Specifically, the project will help to improve access to basic services, as well as rebuild climate-resilient infrastructure, prioritized by communities, the World Bank said in a statement.

To urgently meet the needs of conflict-affected communities, mobile units will be dispatched to provide key services including in the areas of education, health, water, and sanitation.

WB’s project has a national geographic scope, initially prioritizing support to the Afar, Amhara, Benishangul-Gumuz, Oromia, and Tigray regions, which have been highly impacted by the recent conflict and host large numbers of internally displaced peoples (IDPs).

The project will also provide Gender Based Violence (GBV) survivors with improved access to the services and comprehensive care needed to recover from the impacts of the violence they experienced.

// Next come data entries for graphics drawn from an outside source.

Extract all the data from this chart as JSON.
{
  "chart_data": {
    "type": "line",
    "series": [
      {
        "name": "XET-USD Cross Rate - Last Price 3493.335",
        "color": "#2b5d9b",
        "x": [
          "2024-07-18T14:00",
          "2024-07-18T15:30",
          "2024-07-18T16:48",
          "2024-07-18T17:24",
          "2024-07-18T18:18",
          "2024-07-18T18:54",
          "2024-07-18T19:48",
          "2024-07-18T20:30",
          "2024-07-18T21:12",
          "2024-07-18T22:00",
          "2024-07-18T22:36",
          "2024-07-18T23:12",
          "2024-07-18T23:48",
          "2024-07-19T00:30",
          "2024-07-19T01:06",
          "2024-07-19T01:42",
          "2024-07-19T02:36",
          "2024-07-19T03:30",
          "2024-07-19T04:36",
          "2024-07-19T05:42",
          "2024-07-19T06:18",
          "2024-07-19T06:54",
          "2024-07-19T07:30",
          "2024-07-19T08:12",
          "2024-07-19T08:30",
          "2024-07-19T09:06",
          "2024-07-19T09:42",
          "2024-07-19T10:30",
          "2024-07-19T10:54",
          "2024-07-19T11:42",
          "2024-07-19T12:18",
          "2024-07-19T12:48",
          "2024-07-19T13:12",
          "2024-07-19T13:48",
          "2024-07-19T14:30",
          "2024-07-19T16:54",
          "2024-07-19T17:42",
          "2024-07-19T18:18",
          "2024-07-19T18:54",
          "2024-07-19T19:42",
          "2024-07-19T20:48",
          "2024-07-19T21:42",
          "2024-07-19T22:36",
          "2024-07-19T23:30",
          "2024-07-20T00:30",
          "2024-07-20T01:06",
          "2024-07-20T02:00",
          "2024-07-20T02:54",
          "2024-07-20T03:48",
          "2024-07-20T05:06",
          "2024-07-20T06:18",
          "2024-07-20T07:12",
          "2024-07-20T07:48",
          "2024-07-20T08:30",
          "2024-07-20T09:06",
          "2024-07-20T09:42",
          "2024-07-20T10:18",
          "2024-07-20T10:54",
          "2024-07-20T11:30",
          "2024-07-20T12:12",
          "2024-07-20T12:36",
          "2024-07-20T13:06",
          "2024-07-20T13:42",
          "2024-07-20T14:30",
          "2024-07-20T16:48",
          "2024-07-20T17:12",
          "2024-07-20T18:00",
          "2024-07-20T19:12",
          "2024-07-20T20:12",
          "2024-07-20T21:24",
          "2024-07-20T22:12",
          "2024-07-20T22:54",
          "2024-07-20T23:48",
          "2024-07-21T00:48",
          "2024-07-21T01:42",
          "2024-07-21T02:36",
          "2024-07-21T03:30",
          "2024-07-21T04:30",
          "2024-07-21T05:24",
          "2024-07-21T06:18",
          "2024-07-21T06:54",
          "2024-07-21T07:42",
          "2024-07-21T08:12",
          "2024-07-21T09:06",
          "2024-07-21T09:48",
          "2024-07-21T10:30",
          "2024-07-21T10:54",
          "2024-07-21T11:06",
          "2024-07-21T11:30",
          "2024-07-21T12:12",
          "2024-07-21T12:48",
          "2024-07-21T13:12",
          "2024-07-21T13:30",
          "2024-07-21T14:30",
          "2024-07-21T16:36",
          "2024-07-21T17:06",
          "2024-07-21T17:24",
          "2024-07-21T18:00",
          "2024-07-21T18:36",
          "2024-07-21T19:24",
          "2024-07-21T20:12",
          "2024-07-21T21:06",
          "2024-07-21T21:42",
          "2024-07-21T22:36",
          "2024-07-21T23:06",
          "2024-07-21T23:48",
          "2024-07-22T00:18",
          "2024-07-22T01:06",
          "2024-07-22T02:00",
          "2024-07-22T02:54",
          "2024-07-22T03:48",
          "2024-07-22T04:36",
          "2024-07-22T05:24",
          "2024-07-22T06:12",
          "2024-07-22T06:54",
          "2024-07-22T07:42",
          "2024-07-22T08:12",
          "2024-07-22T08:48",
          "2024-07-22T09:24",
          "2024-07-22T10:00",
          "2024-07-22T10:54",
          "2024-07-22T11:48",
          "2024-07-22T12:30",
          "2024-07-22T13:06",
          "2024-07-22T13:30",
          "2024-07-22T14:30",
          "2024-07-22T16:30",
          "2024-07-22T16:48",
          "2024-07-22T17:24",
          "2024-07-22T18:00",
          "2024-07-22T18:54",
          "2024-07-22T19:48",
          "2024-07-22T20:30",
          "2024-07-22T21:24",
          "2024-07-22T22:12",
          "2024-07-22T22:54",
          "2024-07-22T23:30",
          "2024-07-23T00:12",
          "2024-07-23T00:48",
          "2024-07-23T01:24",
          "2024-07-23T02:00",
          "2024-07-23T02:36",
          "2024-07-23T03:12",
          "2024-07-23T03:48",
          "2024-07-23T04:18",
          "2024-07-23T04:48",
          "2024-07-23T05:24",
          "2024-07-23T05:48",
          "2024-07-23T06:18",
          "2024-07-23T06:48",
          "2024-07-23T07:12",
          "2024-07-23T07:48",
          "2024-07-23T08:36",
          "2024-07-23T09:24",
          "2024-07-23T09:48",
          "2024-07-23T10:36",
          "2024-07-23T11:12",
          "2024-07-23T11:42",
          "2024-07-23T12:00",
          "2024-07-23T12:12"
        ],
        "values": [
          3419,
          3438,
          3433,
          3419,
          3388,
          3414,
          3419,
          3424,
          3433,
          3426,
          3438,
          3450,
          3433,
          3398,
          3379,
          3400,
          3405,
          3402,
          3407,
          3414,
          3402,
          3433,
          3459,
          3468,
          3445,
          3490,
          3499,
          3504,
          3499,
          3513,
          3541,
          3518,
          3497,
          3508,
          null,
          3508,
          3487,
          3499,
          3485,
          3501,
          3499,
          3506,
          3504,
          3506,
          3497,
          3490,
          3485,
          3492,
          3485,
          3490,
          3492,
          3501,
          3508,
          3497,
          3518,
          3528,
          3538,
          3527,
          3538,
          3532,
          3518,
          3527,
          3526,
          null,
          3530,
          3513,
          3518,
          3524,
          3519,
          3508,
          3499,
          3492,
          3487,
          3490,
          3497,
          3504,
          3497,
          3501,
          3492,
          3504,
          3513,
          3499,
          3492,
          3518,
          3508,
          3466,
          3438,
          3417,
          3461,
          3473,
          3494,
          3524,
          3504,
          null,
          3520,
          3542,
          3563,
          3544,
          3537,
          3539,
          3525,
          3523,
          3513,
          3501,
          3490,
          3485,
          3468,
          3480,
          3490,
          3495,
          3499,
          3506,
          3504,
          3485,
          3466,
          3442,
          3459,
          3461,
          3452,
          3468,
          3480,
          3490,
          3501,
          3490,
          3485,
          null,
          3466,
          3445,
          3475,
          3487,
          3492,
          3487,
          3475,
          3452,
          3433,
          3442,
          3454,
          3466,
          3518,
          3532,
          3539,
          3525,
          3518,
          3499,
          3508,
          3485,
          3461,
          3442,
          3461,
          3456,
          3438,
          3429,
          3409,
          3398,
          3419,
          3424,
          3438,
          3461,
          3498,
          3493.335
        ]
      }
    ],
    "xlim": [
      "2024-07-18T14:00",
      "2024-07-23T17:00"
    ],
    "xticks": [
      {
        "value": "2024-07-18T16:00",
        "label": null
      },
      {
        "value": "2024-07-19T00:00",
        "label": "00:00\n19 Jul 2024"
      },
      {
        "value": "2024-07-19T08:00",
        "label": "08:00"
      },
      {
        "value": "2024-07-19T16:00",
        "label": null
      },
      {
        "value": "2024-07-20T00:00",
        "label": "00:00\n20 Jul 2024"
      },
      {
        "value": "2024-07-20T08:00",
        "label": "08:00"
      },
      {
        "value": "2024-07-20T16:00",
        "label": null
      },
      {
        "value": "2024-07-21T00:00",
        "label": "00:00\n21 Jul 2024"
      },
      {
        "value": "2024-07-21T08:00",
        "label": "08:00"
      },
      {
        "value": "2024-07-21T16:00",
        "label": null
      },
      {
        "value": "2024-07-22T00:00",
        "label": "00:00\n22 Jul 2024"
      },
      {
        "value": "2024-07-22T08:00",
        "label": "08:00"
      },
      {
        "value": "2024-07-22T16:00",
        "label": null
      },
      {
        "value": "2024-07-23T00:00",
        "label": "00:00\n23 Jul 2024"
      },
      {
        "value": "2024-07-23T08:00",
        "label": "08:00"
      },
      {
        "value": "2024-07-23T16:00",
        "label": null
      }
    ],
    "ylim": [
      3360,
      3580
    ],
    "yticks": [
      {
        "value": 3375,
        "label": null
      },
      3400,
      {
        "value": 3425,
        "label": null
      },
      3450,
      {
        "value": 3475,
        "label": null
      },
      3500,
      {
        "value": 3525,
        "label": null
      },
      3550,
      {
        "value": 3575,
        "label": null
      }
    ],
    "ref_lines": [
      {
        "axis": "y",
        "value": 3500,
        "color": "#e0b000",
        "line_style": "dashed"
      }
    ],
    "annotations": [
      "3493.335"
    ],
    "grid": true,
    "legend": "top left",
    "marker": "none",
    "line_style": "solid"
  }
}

Furthermore, it will support prevention interventions to address the underlying norms and dynamics that perpetuate GBV.

“Survivors of gender-based violence suffer devastating effects to their physical and mental health. In conflict-affected areas, they are unable to get the support they need to recover from trauma and be able to move forward,” said Ousmane Dione, World Bank Country Director for Eritrea, Ethiopia, South Sudan, and Sudan.

He added: “This project will help to improve access to health, psychosocial support, and legal services for GBV survivors in conflict-affected regions where quality response services are limited”.